Si l’on peut comprendre ceux et celles qui condamneront ce roman sans en avoir lu une ligne – j’avoue avoir eu de très grandes réticences avant de le commencer, et cela malgré mon admiration pour l’écriture et le style de Liberati –, force est de constater que „Performance“ est un roman qui mérite, en dépit de certains passages un peu limites, où le narrateur donne libre cours à ses considérations antédiluviennes sur la féminité et son essence, qu’on s’y attarde.
Tout d’abord, il y a le style de Liberati, son sens de la formule, il y a le très drôle cynisme de l’écrivain qui jette un regard lucide et sans concession sur sa propre vie et le monde qui l’entoure. Il y a ces élucubrations en discours indirect libre où monologues intérieurs et exposés énoncés à voix haute s’emmêlent, Liberati rendant ainsi hommage à „Fear and Loathing in Las Vegas“ de Hunter S. Thompson et à son adaptation cinématographique de Terry Gilliam.
Il y a cette évocation à la fois plastique, ironique et précise du monde cinématographique, où l’auteur est réduit à une sorte de singe ou de marionnette, évocation qui rappelle à la fois „Barton Fink“ des frères Coen et „Mank“ de David Fincher. Il y a, enfin, ces longues périodes au rythme imparable qui soulignent le rapprochement sémantique à l’œuvre proustienne que le narrateur opère quand il fait apparaître Albertine dans ses longues pages sur l’amour, l’obsession, le sexe et la jalousie.

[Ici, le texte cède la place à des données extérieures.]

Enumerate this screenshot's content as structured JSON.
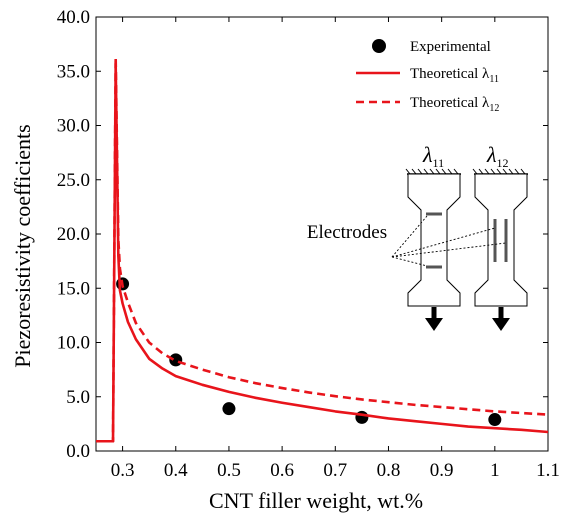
{
  "chart_data": {
    "type": "line",
    "xlabel": "CNT filler weight, wt.%",
    "ylabel": "Piezoresistivity coefficients",
    "xlim": [
      0.25,
      1.1
    ],
    "ylim": [
      0,
      40
    ],
    "x_ticks": [
      "0.3",
      "0.4",
      "0.5",
      "0.6",
      "0.7",
      "0.8",
      "0.9",
      "1",
      "1.1"
    ],
    "y_ticks": [
      "0.0",
      "5.0",
      "10.0",
      "15.0",
      "20.0",
      "25.0",
      "30.0",
      "35.0",
      "40.0"
    ],
    "grid": false,
    "legend_position": "top-right",
    "series": [
      {
        "name": "Experimental",
        "style": "scatter",
        "color": "#000000",
        "x": [
          0.3,
          0.4,
          0.5,
          0.75,
          1.0
        ],
        "y": [
          15.4,
          8.4,
          3.9,
          3.1,
          2.9
        ]
      },
      {
        "name": "Theoretical λ11",
        "style": "solid",
        "color": "#e8141b",
        "x": [
          0.25,
          0.282,
          0.282,
          0.287,
          0.292,
          0.295,
          0.3,
          0.31,
          0.325,
          0.35,
          0.375,
          0.4,
          0.45,
          0.5,
          0.55,
          0.6,
          0.65,
          0.7,
          0.75,
          0.8,
          0.85,
          0.9,
          0.95,
          1.0,
          1.05,
          1.1
        ],
        "y": [
          0.9,
          0.9,
          1.0,
          35.7,
          18.0,
          14.8,
          13.6,
          11.9,
          10.3,
          8.5,
          7.6,
          6.9,
          6.1,
          5.45,
          4.9,
          4.45,
          4.05,
          3.65,
          3.35,
          3.0,
          2.75,
          2.5,
          2.25,
          2.1,
          1.95,
          1.75
        ]
      },
      {
        "name": "Theoretical λ12",
        "style": "dashed",
        "color": "#e8141b",
        "x": [
          0.25,
          0.282,
          0.282,
          0.287,
          0.292,
          0.295,
          0.3,
          0.31,
          0.325,
          0.35,
          0.375,
          0.4,
          0.45,
          0.5,
          0.55,
          0.6,
          0.65,
          0.7,
          0.75,
          0.8,
          0.85,
          0.9,
          0.95,
          1.0,
          1.05,
          1.1
        ],
        "y": [
          0.9,
          0.9,
          1.0,
          36.3,
          19.5,
          16.8,
          15.2,
          13.7,
          11.8,
          10.0,
          9.0,
          8.3,
          7.5,
          6.8,
          6.25,
          5.8,
          5.4,
          5.05,
          4.75,
          4.5,
          4.25,
          4.05,
          3.85,
          3.65,
          3.5,
          3.35
        ]
      }
    ],
    "legend": [
      {
        "label": "Experimental",
        "marker": "circle"
      },
      {
        "label": "Theoretical λ",
        "subscript": "11",
        "line": "solid"
      },
      {
        "label": "Theoretical λ",
        "subscript": "12",
        "line": "dashed"
      }
    ],
    "inset": {
      "labels": [
        "λ",
        "λ"
      ],
      "subscripts": [
        "11",
        "12"
      ],
      "electrodes_label": "Electrodes"
    }
  }
}
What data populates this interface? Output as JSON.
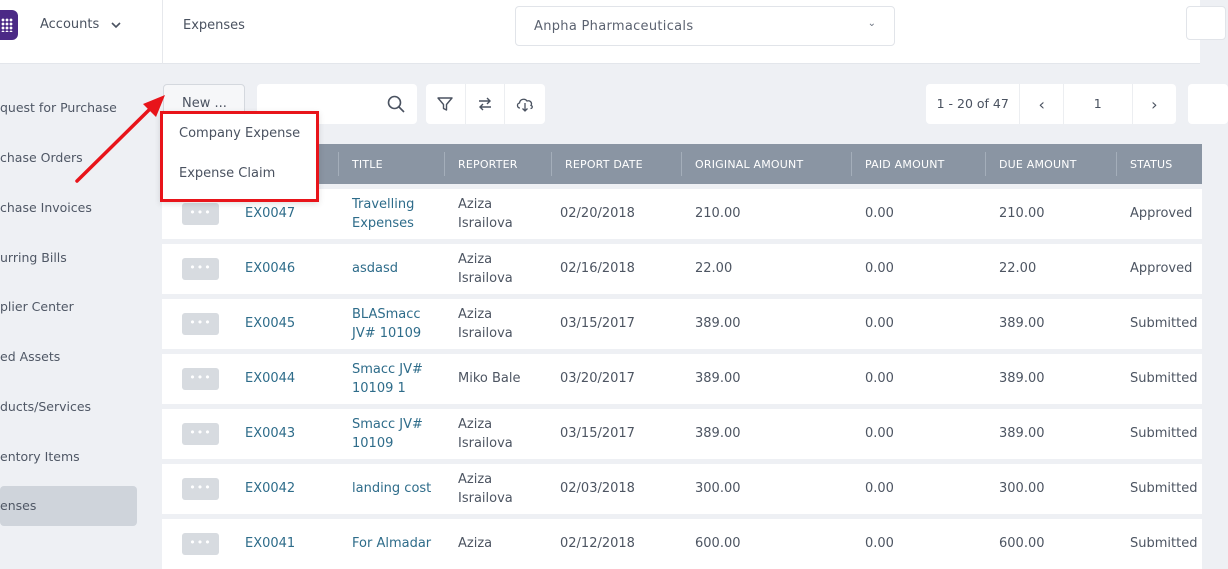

Mais, surtout, Liberati construit tout un réseau d’appropriations et de vampirisations dont sa relation immorale est à la fois un symptôme et, paradoxalement (et un peu problématiquement) la manifestation la plus pure – le caractère unilatéral de leur relation est par ailleurs relativisé par le personnage d’Esther, qui n’en fait qu’à sa tête et qui est loin de la jeune fille naïve tombant sous le charme d’un vieux lubrique. Ainsi, les deux jeunes producteurs exploitent l’auteur qui, lui, phagocyte le réel pour sa mise en fiction tout en sacrifiant sa personne, adaptant son mode de vie aux personnages et au décor qu’il recrée en l’inventant.
De cet embrouillement entre film, réel et fantasme qu’on connaît de l’énigmatique „Inland Empire“ de David Lynch, c’est la (dé)construction du personnage mythique de Brian Jones qui fascine le plus: entre son fantôme biographique, sa mise en fiction par le narrateur et son incarnation par le jeune acteur censé l’incarner et avec qui Esther entretient une relation trouble, il se dérobe dans ses innombrables et approximatifs dédoublements.
Apparaît, dans cet enchevêtrement, une sorte de poétique où Liberati décrit le rapport souvent malsain que l’écrivain entretient avec le réel: „Je devais me mettre en condition pour évoquer le désordre intérieur et la violence de Brian Jones“, désordre et violence qu’il „veut capturer avec les mots justes, ceux qui sortent difficilement, les meilleurs, qui viennent simplement quand on a tout épuisé, que l’homme qui écrit a tombé tous les masques, quand il se sent sur le fil du rasoir“.
C’est, paradoxalement, à Korean City, dans le décor en plastique d’un jardin anglais, qui ressemble à „une crèche maudite inventée par Lovecraft sur la Lune“, alors qu’il pensait se diriger vers un final tonitruant, où son destin rejoindrait celui de Brian Jones, qu’il se retrouvera dans cet état d’épuisement, de questionnement et d’honnêteté propice à l’écriture. Car plus qu’un récit sur un auteur qui vampirise la jeunesse, la beauté et l’innocence (toute relative) d’une jeune femme, „Performance“ est un roman sur la vampirisation réciproque entre fiction et réel – et sur celui qui, au milieu des deux, affronte le désordre et le bruyant entrechoc des deux en essayant d’en faire de la littérature.